Vanessa moved closer.

"You okay?"

"No."

But she straightened anyway.

"This means the dungeon isn't escalating at random."

Alex nodded.

"It was never a video game."

People forgot that because of levels, stats, and classes.

But the dungeon had no interest in fairness.

It could throw trolls and lizardmen onto Floor One without warning.

Phong had wondered, more than once, what would have happened if Camp Stymphalian had not been there, sitting like a thorn beside troll mountain and Lake Baratok.

If those Level 35 monsters had been left to roam freely.

Selena's gaze sharpened again.

She was already thinking farther.

"Then Level 30 evolution isn't just prestige."

"No," Alex said quietly.

"It's preparation."

Silence hung heavy.

Outside the lab windows, late fireworks still popped in the distance.

Three floor bosses.

Corporate alliances forming.

Elite divers nearing evolution thresholds.

Spatial anomalies anchoring first-floor land.

Production guilds monetizing slaughter.

Selena exhaled slowly.

"…I hate that this is exciting."

Vanessa groaned.

"There it is."

Selena looked at Phong again.

"You're Level 1."

"Still my one redeeming quality, thank you."
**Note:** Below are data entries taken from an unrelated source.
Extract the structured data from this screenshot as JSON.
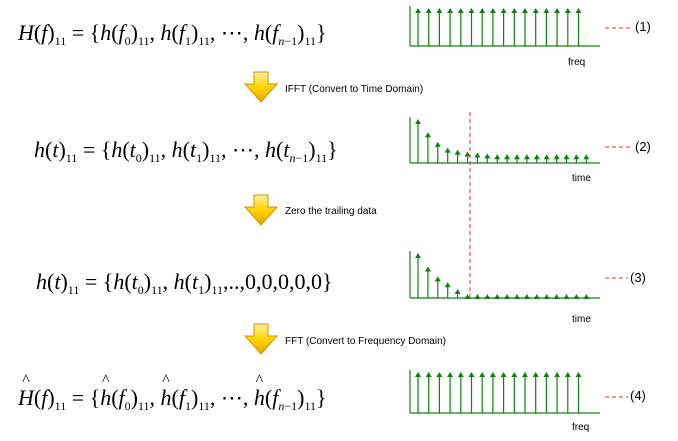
{
  "steps": [
    {
      "label": "IFFT  (Convert to Time Domain)"
    },
    {
      "label": "Zero the trailing data"
    },
    {
      "label": "FFT  (Convert to Frequency Domain)"
    }
  ],
  "rows": [
    {
      "axis_label": "freq",
      "number": "(1)",
      "amplitudes": [
        1,
        1,
        1,
        1,
        1,
        1,
        1,
        1,
        1,
        1,
        1,
        1,
        1,
        1,
        1,
        1
      ]
    },
    {
      "axis_label": "time",
      "number": "(2)",
      "amplitudes": [
        1,
        0.7,
        0.48,
        0.35,
        0.3,
        0.26,
        0.24,
        0.22,
        0.2,
        0.2,
        0.2,
        0.2,
        0.2,
        0.2,
        0.2,
        0.2,
        0.2,
        0.2
      ]
    },
    {
      "axis_label": "time",
      "number": "(3)",
      "amplitudes": [
        1,
        0.7,
        0.48,
        0.35,
        0.2,
        0,
        0,
        0,
        0,
        0,
        0,
        0,
        0,
        0,
        0,
        0,
        0,
        0
      ]
    },
    {
      "axis_label": "freq",
      "number": "(4)",
      "amplitudes": [
        1,
        1,
        1,
        1,
        1,
        1,
        1,
        1,
        1,
        1,
        1,
        1,
        1,
        1,
        1,
        1
      ]
    }
  ],
  "colors": {
    "stem": "#148014",
    "dashed_marker": "#dd3322",
    "arrow": "#f5c400"
  }
}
"You're living beside an anomaly."

"I wouldn't call her an anomaly. Maybe a little weird."

Alex poked him in the ribs for that one.

Selena ignored the couple nonsense and kept going.

"You negotiated treaties with Level 35 monsters."

"Yep."

"You identified three floor bosses before most governments."
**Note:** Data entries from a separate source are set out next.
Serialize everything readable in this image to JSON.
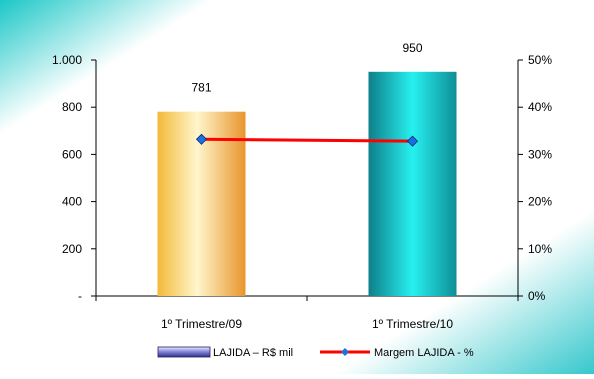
{
  "chart_data": {
    "type": "bar",
    "categories": [
      "1º Trimestre/09",
      "1º Trimestre/10"
    ],
    "series": [
      {
        "name": "LAJIDA – R$ mil",
        "type": "bar",
        "axis": "left",
        "values": [
          781,
          950
        ],
        "data_labels": [
          "781",
          "950"
        ],
        "colors": [
          "#F0A030",
          "#1AB8C0"
        ]
      },
      {
        "name": "Margem LAJIDA - %",
        "type": "line",
        "axis": "right",
        "values": [
          33.2,
          32.8
        ],
        "color": "#FF0000",
        "marker_color": "#1E6FE0"
      }
    ],
    "y_left": {
      "ylim": [
        0,
        1000
      ],
      "ticks": [
        0,
        200,
        400,
        600,
        800,
        1000
      ],
      "tick_labels": [
        "-",
        "200",
        "400",
        "600",
        "800",
        "1.000"
      ]
    },
    "y_right": {
      "ylim": [
        0,
        50
      ],
      "ticks": [
        0,
        10,
        20,
        30,
        40,
        50
      ],
      "tick_labels": [
        "0%",
        "10%",
        "20%",
        "30%",
        "40%",
        "50%"
      ]
    },
    "grid": false,
    "legend": "bottom"
  }
}
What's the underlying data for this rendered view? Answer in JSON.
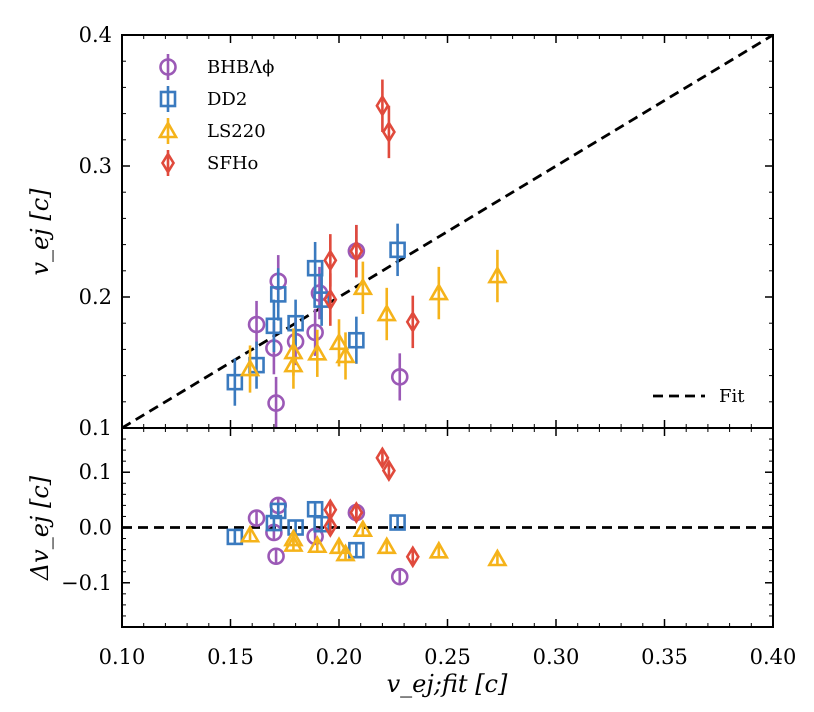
{
  "chart_data": [
    {
      "type": "scatter",
      "panel": "top",
      "title": "",
      "xlabel": "",
      "ylabel": "v_ej [c]",
      "xlim": [
        0.1,
        0.4
      ],
      "ylim": [
        0.1,
        0.4
      ],
      "xticks": [
        "0.10",
        "0.15",
        "0.20",
        "0.25",
        "0.30",
        "0.35",
        "0.40"
      ],
      "yticks": [
        "0.1",
        "0.2",
        "0.3",
        "0.4"
      ],
      "legend_position": "top-left",
      "fit_legend_position": "bottom-right",
      "fit_label": "Fit",
      "fit_line": {
        "x": [
          0.1,
          0.4
        ],
        "y": [
          0.1,
          0.4
        ],
        "style": "dashed",
        "color": "#000000"
      },
      "series": [
        {
          "name": "BHBΛϕ",
          "marker": "circle",
          "color": "#9b59b6",
          "points": [
            {
              "x": 0.162,
              "y": 0.179,
              "err": 0.018
            },
            {
              "x": 0.17,
              "y": 0.161,
              "err": 0.02
            },
            {
              "x": 0.171,
              "y": 0.119,
              "err": 0.02
            },
            {
              "x": 0.172,
              "y": 0.212,
              "err": 0.02
            },
            {
              "x": 0.18,
              "y": 0.166,
              "err": 0.018
            },
            {
              "x": 0.189,
              "y": 0.173,
              "err": 0.018
            },
            {
              "x": 0.191,
              "y": 0.203,
              "err": 0.02
            },
            {
              "x": 0.208,
              "y": 0.235,
              "err": 0.02
            },
            {
              "x": 0.228,
              "y": 0.139,
              "err": 0.018
            }
          ]
        },
        {
          "name": "DD2",
          "marker": "square",
          "color": "#3a7abf",
          "points": [
            {
              "x": 0.152,
              "y": 0.135,
              "err": 0.018
            },
            {
              "x": 0.162,
              "y": 0.148,
              "err": 0.018
            },
            {
              "x": 0.17,
              "y": 0.178,
              "err": 0.02
            },
            {
              "x": 0.172,
              "y": 0.202,
              "err": 0.02
            },
            {
              "x": 0.18,
              "y": 0.18,
              "err": 0.018
            },
            {
              "x": 0.189,
              "y": 0.222,
              "err": 0.02
            },
            {
              "x": 0.192,
              "y": 0.198,
              "err": 0.02
            },
            {
              "x": 0.208,
              "y": 0.167,
              "err": 0.018
            },
            {
              "x": 0.227,
              "y": 0.236,
              "err": 0.02
            }
          ]
        },
        {
          "name": "LS220",
          "marker": "triangle",
          "color": "#f5b31a",
          "points": [
            {
              "x": 0.159,
              "y": 0.145,
              "err": 0.018
            },
            {
              "x": 0.179,
              "y": 0.158,
              "err": 0.018
            },
            {
              "x": 0.179,
              "y": 0.148,
              "err": 0.018
            },
            {
              "x": 0.19,
              "y": 0.157,
              "err": 0.018
            },
            {
              "x": 0.2,
              "y": 0.165,
              "err": 0.018
            },
            {
              "x": 0.203,
              "y": 0.155,
              "err": 0.018
            },
            {
              "x": 0.211,
              "y": 0.207,
              "err": 0.02
            },
            {
              "x": 0.222,
              "y": 0.187,
              "err": 0.02
            },
            {
              "x": 0.246,
              "y": 0.203,
              "err": 0.02
            },
            {
              "x": 0.273,
              "y": 0.216,
              "err": 0.02
            }
          ]
        },
        {
          "name": "SFHo",
          "marker": "diamond",
          "color": "#e04a3c",
          "points": [
            {
              "x": 0.196,
              "y": 0.228,
              "err": 0.02
            },
            {
              "x": 0.196,
              "y": 0.198,
              "err": 0.02
            },
            {
              "x": 0.208,
              "y": 0.235,
              "err": 0.02
            },
            {
              "x": 0.22,
              "y": 0.346,
              "err": 0.02
            },
            {
              "x": 0.223,
              "y": 0.326,
              "err": 0.02
            },
            {
              "x": 0.234,
              "y": 0.181,
              "err": 0.02
            }
          ]
        }
      ]
    },
    {
      "type": "scatter",
      "panel": "bottom",
      "title": "",
      "xlabel": "v_ej;fit [c]",
      "ylabel": "Δv_ej [c]",
      "xlim": [
        0.1,
        0.4
      ],
      "ylim": [
        -0.18,
        0.18
      ],
      "xticks": [
        "0.10",
        "0.15",
        "0.20",
        "0.25",
        "0.30",
        "0.35",
        "0.40"
      ],
      "yticks": [
        "−0.1",
        "0.0",
        "0.1"
      ],
      "zero_line": {
        "y": 0.0,
        "style": "dashed",
        "color": "#000000"
      },
      "series": [
        {
          "name": "BHBΛϕ",
          "marker": "circle",
          "color": "#9b59b6",
          "points": [
            {
              "x": 0.162,
              "y": 0.017,
              "err": 0.012
            },
            {
              "x": 0.17,
              "y": -0.009,
              "err": 0.012
            },
            {
              "x": 0.171,
              "y": -0.052,
              "err": 0.012
            },
            {
              "x": 0.172,
              "y": 0.04,
              "err": 0.012
            },
            {
              "x": 0.189,
              "y": -0.016,
              "err": 0.012
            },
            {
              "x": 0.208,
              "y": 0.027,
              "err": 0.012
            },
            {
              "x": 0.228,
              "y": -0.089,
              "err": 0.012
            }
          ]
        },
        {
          "name": "DD2",
          "marker": "square",
          "color": "#3a7abf",
          "points": [
            {
              "x": 0.152,
              "y": -0.017,
              "err": 0.012
            },
            {
              "x": 0.17,
              "y": 0.008,
              "err": 0.012
            },
            {
              "x": 0.172,
              "y": 0.03,
              "err": 0.012
            },
            {
              "x": 0.18,
              "y": 0.0,
              "err": 0.012
            },
            {
              "x": 0.189,
              "y": 0.033,
              "err": 0.012
            },
            {
              "x": 0.192,
              "y": 0.006,
              "err": 0.012
            },
            {
              "x": 0.208,
              "y": -0.041,
              "err": 0.012
            },
            {
              "x": 0.227,
              "y": 0.009,
              "err": 0.012
            }
          ]
        },
        {
          "name": "LS220",
          "marker": "triangle",
          "color": "#f5b31a",
          "points": [
            {
              "x": 0.159,
              "y": -0.014,
              "err": 0.012
            },
            {
              "x": 0.179,
              "y": -0.021,
              "err": 0.012
            },
            {
              "x": 0.179,
              "y": -0.031,
              "err": 0.012
            },
            {
              "x": 0.19,
              "y": -0.033,
              "err": 0.012
            },
            {
              "x": 0.2,
              "y": -0.035,
              "err": 0.012
            },
            {
              "x": 0.203,
              "y": -0.048,
              "err": 0.012
            },
            {
              "x": 0.211,
              "y": -0.004,
              "err": 0.012
            },
            {
              "x": 0.222,
              "y": -0.035,
              "err": 0.012
            },
            {
              "x": 0.246,
              "y": -0.043,
              "err": 0.012
            },
            {
              "x": 0.273,
              "y": -0.057,
              "err": 0.012
            }
          ]
        },
        {
          "name": "SFHo",
          "marker": "diamond",
          "color": "#e04a3c",
          "points": [
            {
              "x": 0.196,
              "y": 0.032,
              "err": 0.012
            },
            {
              "x": 0.196,
              "y": 0.002,
              "err": 0.012
            },
            {
              "x": 0.208,
              "y": 0.027,
              "err": 0.012
            },
            {
              "x": 0.22,
              "y": 0.126,
              "err": 0.012
            },
            {
              "x": 0.223,
              "y": 0.103,
              "err": 0.012
            },
            {
              "x": 0.234,
              "y": -0.053,
              "err": 0.012
            }
          ]
        }
      ]
    }
  ]
}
"You say it like that and I sound creepy."

She stared at him for a long moment.

"You are deeply irritating."

He smiled faintly.

"I hear that a lot."

Vanessa crossed her arms.

"If this kills us, I'm haunting you."

"Fair."

Selena stood fully now.

"I'm coming to camp for vacation."

"Officially?"

"Officially."

Vanessa groaned again.

"Guess I'm packing."

Selena shot her a look.

"You're not letting me go alone?"

Vanessa sighed.

"…No."

Alex smiled softly.

"Welcome back to chaos."

Selena squared her shoulders.

"If I can't publish spatial distortion anomalies, I might as well live inside one."

Phong nodded.

"Bring comfortable shoes."

She rolled her eyes.

"Idiot."

But there was warmth in it.

Real friendship was not loud.

It wasn't dramatic speeches.

It was keeping secrets that could help your career because exposing them would hurt your friends more.

Outside, fireworks popped faintly again.

Inside the lab, the weight of three catastrophe-level bosses hung unspoken in the room.

And somewhere in the dungeon, the Sky Emperor breathed.

The Horns of the Earth slept.

And humanity kept pretending it was still in control.